I profeti non parlavano forse per conto di Dio? Sono chiamati infatti "bocca di Dio". Hanno predetto l'avvento dell'era messianica e di un re vittorioso certi che fosse Dio ad ispirarli a parlare. Ma se quell'era messianica e quel re non giunsero mai, devono forse essere ritenuti dei bugiardi? Certamente no, perché il loro scopo era un altro, scopo che hanno raggiunto perfettamente: quello di esortare Israele a restare saldo alla sua legge e al suo Dio, a tener duro durante i periodi difficili dell'esilio, in vista di una futura ed imminente retribuzione.quando uno crede di essere il figlio di Dio e parla da se stesso, e dice che invece lo ha mandato il Padre e che riferisce tutto quello che gli dice il padre e poi non è vero
Gesù, a suo modo, fa lo stesso. In un tempo molto travagliato per Israele, che dopo il periodo di indipendenza degli Asmonei si vide il territorio venir occupato di nuovo da un altro esercito, quello dei Romani, l'attesa messianica era fortissima tra tutti i gruppi religiosi. Gesù agisce all'interno di una determinata mentalità religiosa.
Poi bisogna calcolare che non tutto quello che leggi potrebbe essere farina del sacco di Gesù. I Vangeli, se letti come testi appartenenti ad autori umani diversi, riportano le tradizioni ereditate con parole diverse. Matteo non è simile a Marco, Marco non è simile a Luca, né Luca è simile a Giovanni; Giovanni non è simile a nessuno dei precedenti, né a Paolo, e Paolo non è come Giacomo etc. Siccome ciascuno di questi autori è diverso, non è corretto pensare che vogliano dire tutti la stessa cosa. Alcuni esempi concreti:
In Marco, Gesù vive il sacrificio di sé in modo angoscioso; dice ai discepoli di essere "triste sino alla morte", prega per tre volte di essere esentato da quel calice, è sempre silenzioso nel cammino verso il Golgota e nel momento prima della morte urla "Dio mio, Dio mio, perché mi hai abbandonato".

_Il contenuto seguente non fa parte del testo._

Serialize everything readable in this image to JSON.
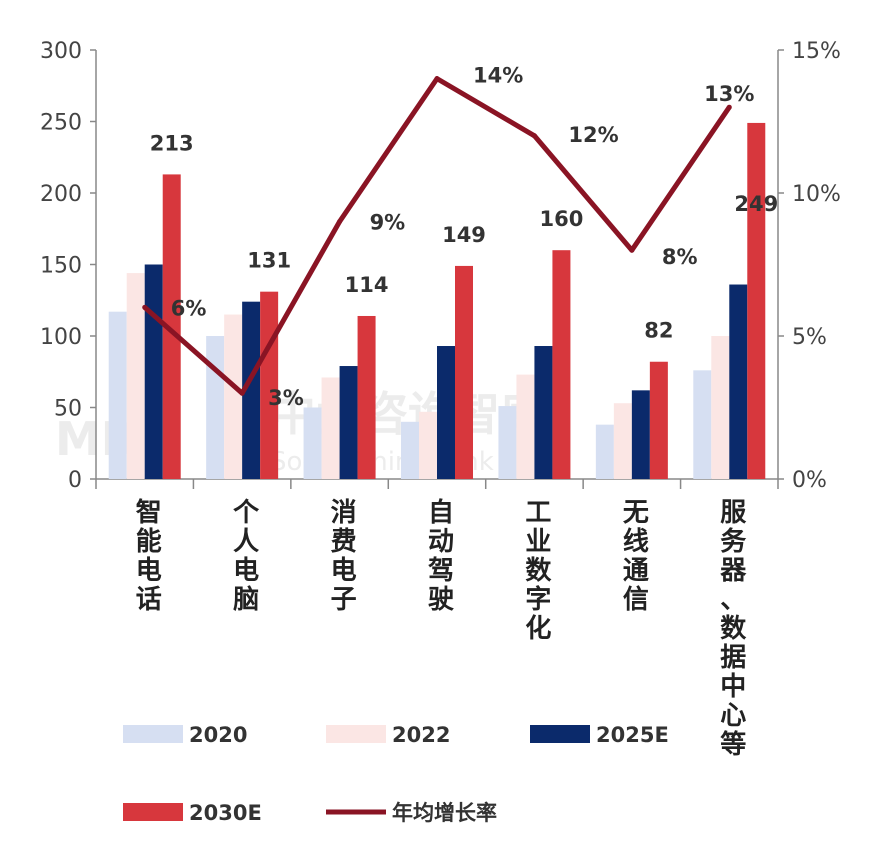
{
  "chart_data": {
    "type": "bar",
    "categories": [
      "智能电话",
      "个人电脑",
      "消费电子",
      "自动驾驶",
      "工业数字化",
      "无线通信",
      "服务器、数据中心等"
    ],
    "category_lines": [
      [
        "智",
        "能",
        "电",
        "话"
      ],
      [
        "个",
        "人",
        "电",
        "脑"
      ],
      [
        "消",
        "费",
        "电",
        "子"
      ],
      [
        "自",
        "动",
        "驾",
        "驶"
      ],
      [
        "工",
        "业",
        "数",
        "字",
        "化"
      ],
      [
        "无",
        "线",
        "通",
        "信"
      ],
      [
        "服",
        "务",
        "器",
        "、",
        "数",
        "据",
        "中",
        "心",
        "等"
      ]
    ],
    "series": [
      {
        "name": "2020",
        "values": [
          117,
          100,
          50,
          40,
          51,
          38,
          76
        ],
        "color": "#d6dff2"
      },
      {
        "name": "2022",
        "values": [
          144,
          115,
          71,
          47,
          73,
          53,
          100
        ],
        "color": "#fbe6e4"
      },
      {
        "name": "2025E",
        "values": [
          150,
          124,
          79,
          93,
          93,
          62,
          136
        ],
        "color": "#0b2a6b"
      },
      {
        "name": "2030E",
        "values": [
          213,
          131,
          114,
          149,
          160,
          82,
          249
        ],
        "color": "#d7373d"
      }
    ],
    "line_series": {
      "name": "年均增长率",
      "values": [
        6,
        3,
        9,
        14,
        12,
        8,
        13
      ],
      "color": "#8a1424",
      "axis": "right"
    },
    "bar_data_labels": [
      "213",
      "131",
      "114",
      "149",
      "160",
      "82",
      "249"
    ],
    "line_data_labels": [
      "6%",
      "3%",
      "9%",
      "14%",
      "12%",
      "8%",
      "13%"
    ],
    "y_left": {
      "min": 0,
      "max": 300,
      "ticks": [
        "0",
        "50",
        "100",
        "150",
        "200",
        "250",
        "300"
      ]
    },
    "y_right": {
      "min": 0,
      "max": 15,
      "ticks": [
        "0%",
        "5%",
        "10%",
        "15%"
      ]
    },
    "legend": {
      "placement": "bottom",
      "items": [
        "2020",
        "2022",
        "2025E",
        "2030E",
        "年均增长率"
      ]
    }
  },
  "watermark": {
    "main": "中大咨询智库",
    "sub": "Social Think Tank",
    "logo": "MB"
  }
}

Luca aveva a disposizione questa versione marciana, ma la modifica profondamente. Il passaggio sul turbamento di Gesù è eliminato; nella preghiera, chiede una sola volta che il calice gli sia allontanato e premette "se vuoi"; durante il tragitto verso il Golgota, non è silenzioso ma trova tempo per parlare ed insegnare; durante la crocifissione, non resta muto come in Marco, ma chiede a Dio di perdonare i responsabili "perché non sanno quello che fanno"; sulla croce continua a parlare con sicurezza e serena consapevolezza e dice ad uno dei ladroni che oggi sarebbe stato con lui nel Paradiso; nel momento della morte, non grida come in Marco le parole di sofferenza del salmista, ma dice con serenità "Padre, nelle tue mani consegno il mio spirito".
Ora, questi due Gesù non sono conciliabili in un unico "superracconto"; Marco presenta un Gesù molto diverso da Luca, e Luca, che scrive dopo e conosceva Marco, lo modifica seguendo una sua teologia personale. Le stesse cose accadono in Mt e Gv. È necessario che il lettore si renda conto di questa cosa, invece di pensare che i Vangeli dicano le stesse cose o presentino lo stesso Gesù. Certe frasi sono le stesse o possono essere armonizzate, ma Gesù non poteva essere burbero e duro e allo stesso tempo sereno e distaccato, oppure non poteva essere il Figlio dell'Uomo giudice implacabile e allo stesso tempo il Figlio di Dio misericordioso. Non poteva essere triste fino alla morte e disperato per il suo destino e allo stesso tempo distaccato e conciliante.